The material is organised thematically, with five sections bookended by excellent editorial material. The five sections are devoted to (in no particular order) comics where the writing is foregrounded, slapstick cartooning, formal graphic innovation, highly personalised drawing styles and visual explorations of genre material. I struggle to grasp the difference between the last two, to be honest, but that's a minor cavill. Most of the artists were new to me when I first read the book, but all have something special to offer, and more than a few are absolutely amazing. Some of it's hilarious, some of it's creepy, and more than a little is beautiful. I particularly liked Jack Mendelsohn's "Jacky's Diary", a faux-naive kids' comic from the earliest sixties which comments hilariously on the adult world. It's a kids' comic only in the sense that The Simpsons is a kids' TV show, and its visual and verbal styles are unique. Lovely, lovely, stuff.

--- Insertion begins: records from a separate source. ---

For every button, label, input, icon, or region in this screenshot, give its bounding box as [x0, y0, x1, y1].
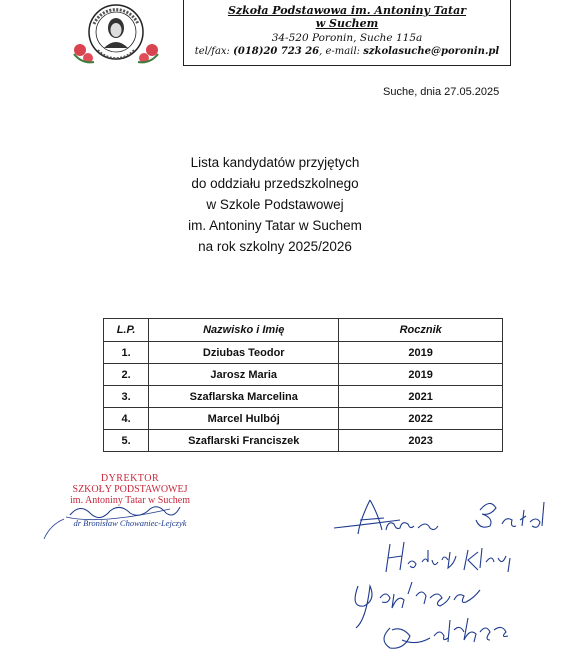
cell-name: Szaflarska Marcelina: [149, 386, 339, 408]
stamp-person-name: dr Bronisław Chowaniec-Lejczyk: [73, 518, 187, 528]
cell-lp: 4.: [104, 408, 149, 430]
cell-year: 2023: [339, 430, 503, 452]
document-title: [140, 152, 410, 257]
candidates-table: [103, 318, 503, 452]
school-name: Szkoła Podstawowa im. Antoniny Tatar: [227, 4, 467, 17]
phone-number: (018)20 723 26: [233, 46, 320, 57]
school-letterhead: [183, 0, 511, 66]
table-row: [104, 408, 503, 430]
school-emblem-portrait-icon: [60, 2, 172, 72]
handwritten-signatures-icon: [330, 490, 588, 665]
school-location: w Suchem: [315, 17, 379, 30]
school-emblem-logo: [60, 2, 172, 72]
cell-name: Marcel Hulbój: [149, 408, 339, 430]
column-header-lp: L.P.: [104, 319, 149, 342]
table-row: [104, 430, 503, 452]
cell-year: 2019: [339, 364, 503, 386]
cell-lp: 5.: [104, 430, 149, 452]
stamp-line-school: SZKOŁY PODSTAWOWEJ: [72, 484, 188, 495]
email-address: szkolasuche@poronin.pl: [363, 46, 500, 57]
date-line: Suche, dnia 27.05.2025: [383, 86, 500, 98]
column-header-year: Rocznik: [339, 319, 503, 342]
cell-name: Dziubas Teodor: [149, 342, 339, 364]
cell-year: 2019: [339, 342, 503, 364]
committee-signatures: [330, 490, 588, 665]
table-row: [104, 342, 503, 364]
cell-lp: 3.: [104, 386, 149, 408]
title-line: im. Antoniny Tatar w Suchem: [188, 218, 362, 233]
cell-name: Jarosz Maria: [149, 364, 339, 386]
column-header-name: Nazwisko i Imię: [149, 319, 339, 342]
title-line: na rok szkolny 2025/2026: [198, 239, 352, 254]
title-line: w Szkole Podstawowej: [206, 197, 344, 212]
school-contact: tel/fax: (018)20 723 26, e-mail: szkolasuche@poronin.pl: [194, 46, 500, 57]
table-row: [104, 364, 503, 386]
school-address: 34-520 Poronin, Suche 115a: [271, 32, 423, 44]
cell-lp: 2.: [104, 364, 149, 386]
stamp-line-patron: im. Antoniny Tatar w Suchem: [70, 495, 190, 506]
title-line: do oddziału przedszkolnego: [191, 176, 359, 191]
email-label: e-mail:: [325, 46, 361, 57]
title-line: Lista kandydatów przyjętych: [190, 155, 360, 170]
cell-year: 2022: [339, 408, 503, 430]
table-header-row: [104, 319, 503, 342]
stamp-line-director: DYREKTOR: [100, 473, 160, 484]
cell-year: 2021: [339, 386, 503, 408]
table-row: [104, 386, 503, 408]
cell-name: Szaflarski Franciszek: [149, 430, 339, 452]
director-stamp: [40, 473, 220, 529]
director-signature-icon: [40, 473, 220, 543]
contact-label: tel/fax:: [194, 46, 230, 57]
cell-lp: 1.: [104, 342, 149, 364]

It's eclectic, in the best sense of that over-used word, and includes newspaper strips, mainstream comic books and early underground comix, ranging in time from 1900-1969, when the still-scary Rory Hayes heralds the dawn of the underground and a more direct means of self-expression in graphic storytelling. Many genres are represented, but none predominates. Superhero fans be warned: other than Hanks' demented "Stardust" and Ogden Whitney's surreal genre parody "Herbie", there's nothing to see here, move along please.
Some reviewers have commented critically on the reproduction of the original art, and it's true the lettering on some of the old newspaper strips is hard to read as they've been shrunk from broadsheet to (roughly) A4 size. For the most part, though, this isn't a problem. Much if not all of the original art covered here must be long since consigned to eternity, leaving Nadel no choice but to reproduce it from the original printed material, which is incredibly rare. The art has been reproduced as clearly, and faithfully to the original, as possible without destroying the original periodicals. Nadel should be praised for that, not criticised. It's certainly a shame the newspaper material requires a bit of squinting, but anyone not requiring emergency optician intervention will get on with most of it jes' fine. And, if you do indulge, you'll be rewarded by a book that continues to delight and intrigue (I've had it for five years and I turn back to it on a regular basis), and reveals just how much comics can offer not just as entertainment but, yup, as capital-A Art.